Darwin and Digital Platforms

by Elaina Shekhter, CMO, EPAM

April 17, 2017

For any serious student of evolution, Charles Darwin's theory explains not only biological laws relating to how organisms develop through natural selection and small variations, but also how the order of any number of organic and non-organic systems can be viewed.

Our work with Digital Platforms has led my thinking into this same evolutionary direction - looking to identify how individual organizations and groups of organizations can come into being and increase their ability to compete, survive, and thrive.

Interestingly, it wasn't until we had wide acceptance of digital and cloud technologies that we could identify the current market volatility for what it was - a real evolutionary wave that would turn certain organizations into a totally new species (think sharing economy, new generation marketplaces, etc.). Or, simply be pressed out of existence (as is the case for any number of significant brands made less relevant through what could only be viewed as a mass extinction). In effect, no digital platforms = no mass extinction!

The latest turmoil in the retail world is further evidence of both extinction and formation happening simultaneously.   The announcement by Amazon of the addition of 100+ thousand jobs and some rather frightening AI was set against the background of the continuing contraction of traditional brick and mortar business for hallmark brands like Macy's, and the complete turn towards digital-only presence for brands like the Limited.

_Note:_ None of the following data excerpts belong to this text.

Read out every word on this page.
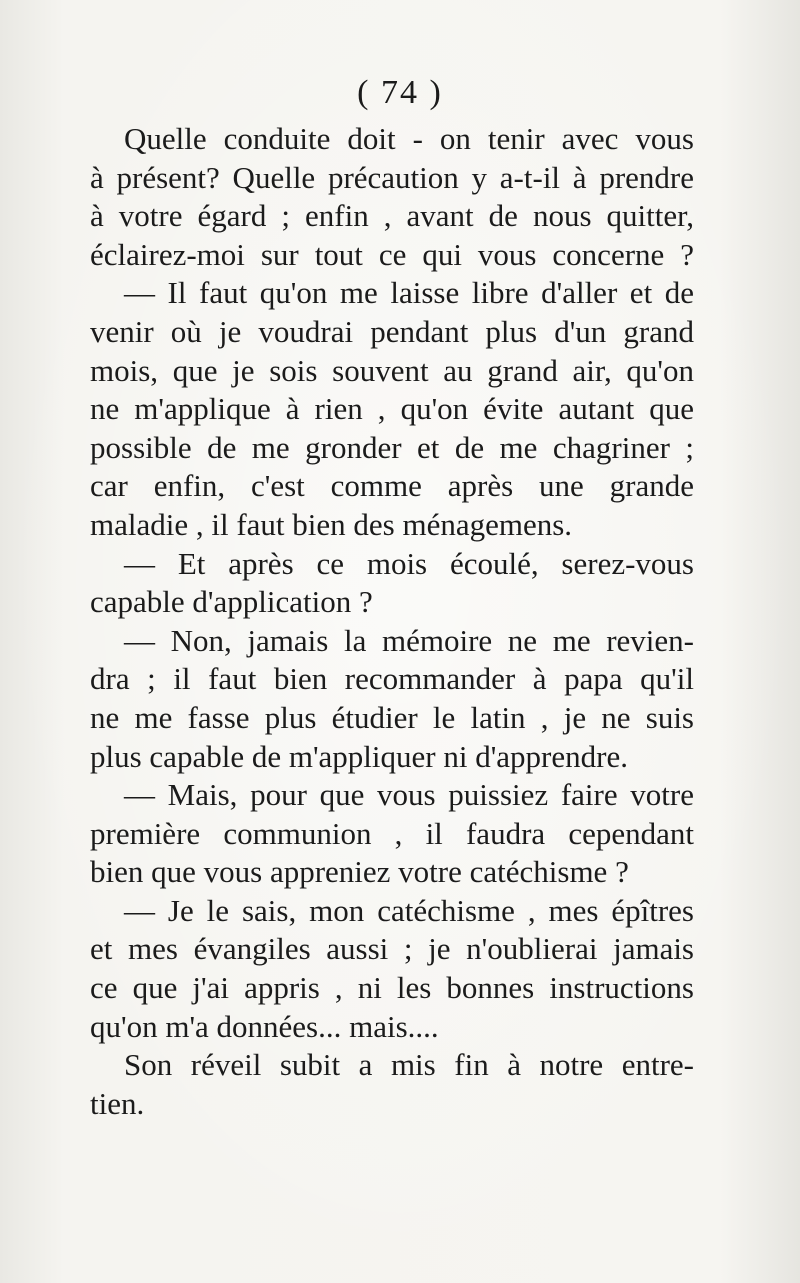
( 74 )
Quelle conduite doit - on tenir avec vous
à présent? Quelle précaution y a-t-il à prendre
à votre égard ; enfin , avant de nous quitter,
éclairez-moi sur tout ce qui vous concerne ?
— Il faut qu'on me laisse libre d'aller et de
venir où je voudrai pendant plus d'un grand
mois, que je sois souvent au grand air, qu'on
ne m'applique à rien , qu'on évite autant que
possible de me gronder et de me chagriner ;
car enfin, c'est comme après une grande
maladie , il faut bien des ménagemens.
— Et après ce mois écoulé, serez-vous
capable d'application ?
— Non, jamais la mémoire ne me revien-
dra ; il faut bien recommander à papa qu'il
ne me fasse plus étudier le latin , je ne suis
plus capable de m'appliquer ni d'apprendre.
— Mais, pour que vous puissiez faire votre
première communion , il faudra cependant
bien que vous appreniez votre catéchisme ?
— Je le sais, mon catéchisme , mes épîtres
et mes évangiles aussi ; je n'oublierai jamais
ce que j'ai appris , ni les bonnes instructions
qu'on m'a données... mais....
Son réveil subit a mis fin à notre entre-
tien.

As software engineers, we had to determine whether we should continue to focus on engineering the best quality software in the world, or  the more existential crisis unfolding in front of us, putting the entire future of some businesses as we know them up for the ultimate question of survival.

We concluded that more would be required from people and companies whose primary characteristic was growth through technology - and that more would necessarily include an expanded set of abilities with new personal and organizational DNA. For us, the question became not only what we want to do, but who and what we want to become.   And this set us on a path of becoming what I hope is a 'new breed of service provider' - one for whom the critical activities of thinking, designing, engineering, and optimizing combine seamlessly and create our new identity as Digital Orchestrators.

As newly minted Digital Orchestrators, we might play the role of superhero in the crisis that is Digital Transformation for most organizations. And, as a colleague recently pointed out, our primary concern must be humanizing all of this digital change. As Digital Orchestrators, we will use our natural technical prowess to quickly assess the threats and identify opportunities. As newly integrated Thinkers and Optimizers, we would tackle questions of disruption - to not only see the problems on the surface, but to infer what deeper waves of crisis these surface ripples might indicate. Beyond insights, strategies, and platforms, we should also be able to offer an expanded set of capabilities that include running parts of an organization in a continual and agile optimization loop. This latter part is, in itself, a Darwinian inflection point as it represents the oppor-threat of automation, which in my opinion, is really the biggest elephant in the room.

This direction feels at once familiar and new to me, and as we navigate through continued change in every way conceivable, I'm hoping that Darwin smiles upon us and welcomes us as a new species into his wonderful view of the world as described by the man himself --

“Thus, from the war of nature, from famine and death, the most exalted object which we are capable of conceiving, namely, the production of the higher animals, directly follows. There is grandeur in this view of life, with its several powers, having been originally breathed into a few forms or into one; and that, whilst this planet has gone cycling on according to the fixed law of gravity, from so simple a beginning endless forms most beautiful and most wonderful have been, and are being, evolved.”